From the second half of this year, key public systems and about 1,700 high-risk systems that handle large volumes of personal information will undergo regular inspections. Companies and institutions that make proactive investments in personal data protection will also be given meaningful incentives.

The Personal Information Protection Commission on Monday reported to a Cabinet meeting chaired by the president a plan to shift to a prevention-focused personal data management system.

The commission first aims to increase the effectiveness of economic sanctions by imposing fines of up to 10 percent of sales for repeated or serious violations of the Personal Information Protection Act.

It will also change the 기준 for calculating fines from the current "three-year average sales" to whichever is higher between the previous year's sales and the three-year average. It will introduce a system to impose coercive fines to enable swift investigations and dispositions. It plans to strengthen sanctions for evidence concealment and to introduce a whistleblower reward scheme. Minor violations of the law by very small businesses will be given a chance to make corrections to prevent recurrence, but repeated violations will be dealt with strictly. It will also focus on expanding voluntary protection investment and building a risk-based management system. It will encourage companies to go beyond formal compliance and increase investment to improve actual levels of personal data protection, while strengthening accountable management. It will comprehensively assess whether companies take proactive measures that exceed statutory standards, make active security investments, and operate effective safety management systems, and will provide incentives such as fine reductions. To ensure that executives' legal responsibility for personal data protection, which takes effect in September, is faithfully implemented, it plans to encourage disclosure of corporate privacy protection activities so companies can strengthen their own capabilities.

The commission will also build a risk-based management system that conducts differentiated inspections depending on risk level. It will directly provide intensive management of key public systems, numbering 387, and high-risk areas such as education and welfare.

To strengthen personal data protection competitiveness across companies and the broader industry, it will expand inspections across the supply chain, including cloud service providers, specialised contractors and system suppliers. The commission is currently inspecting prepaid funeral plan companies and customer service centres, and plans to wrap up the work quickly and recommend corrections for shortcomings found.

As the personal data processing environment becomes increasingly complex, it is not easy to detect or prevent breaches after a service is launched, so it aims to reflect personal data protection from the system design stage.

The commission will institutionalise steps to ensure that the principles of Privacy by Design are reflected from the service planning and design stage. It plans to reflect Privacy by Design principles in the criteria for personal information impact assessments and ISMS-P certification standards.

The commission said it confirmed a shortage of personnel and budget for personal data protection in the public sector through a status survey in February. It plans to work with relevant ministries to expand dedicated staff and budgets, and to raise overall protection levels through public-private cooperation. It will also pursue improved treatment for dedicated personal data protection staff.
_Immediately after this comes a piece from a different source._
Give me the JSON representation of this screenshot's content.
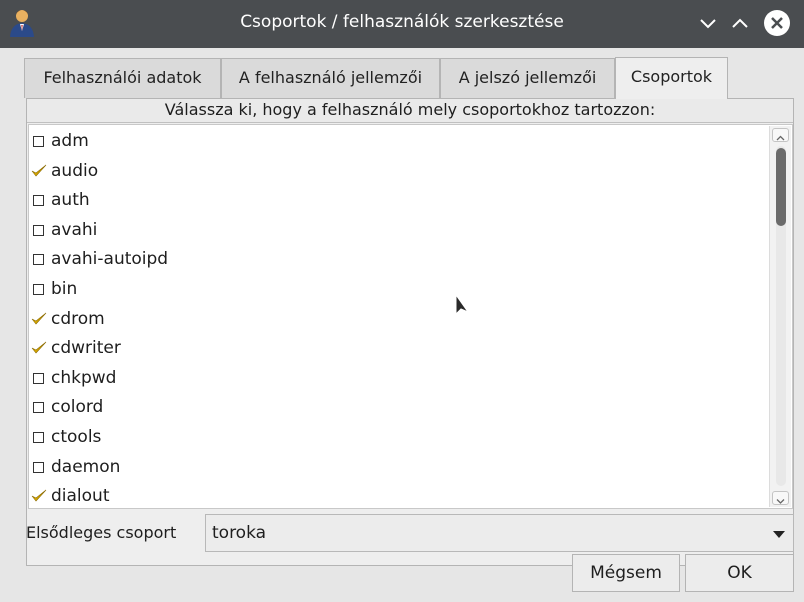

The commission will activate the statutory damages system by making companies bear the overall burden of proof. It will intensively inspect practices, such as dark patterns, that deceive or mislead users and make it difficult to correct personal information, withdraw consent or cancel membership. It will also strengthen the functions of the personal data breach reporting centre, including specialised counselling, consulting and support for victim relief measures.

In the event of leaks of sensitive information, it plans to respond strictly by monitoring illegal distribution on social media to detect and delete content, and by working with investigative authorities to track down and punish illegal distributors and users to the end.

Song Kyung-hee (송경희), the commission's chair, said, "As with any accident, once personal information is leaked, it is difficult to fully reverse the damage, and recovery also takes a long time." She added, "The commission will build a system in which prevention works well in addition to accountability after the fact, to protect people's information more safely and create an environment for using personal information that people can trust."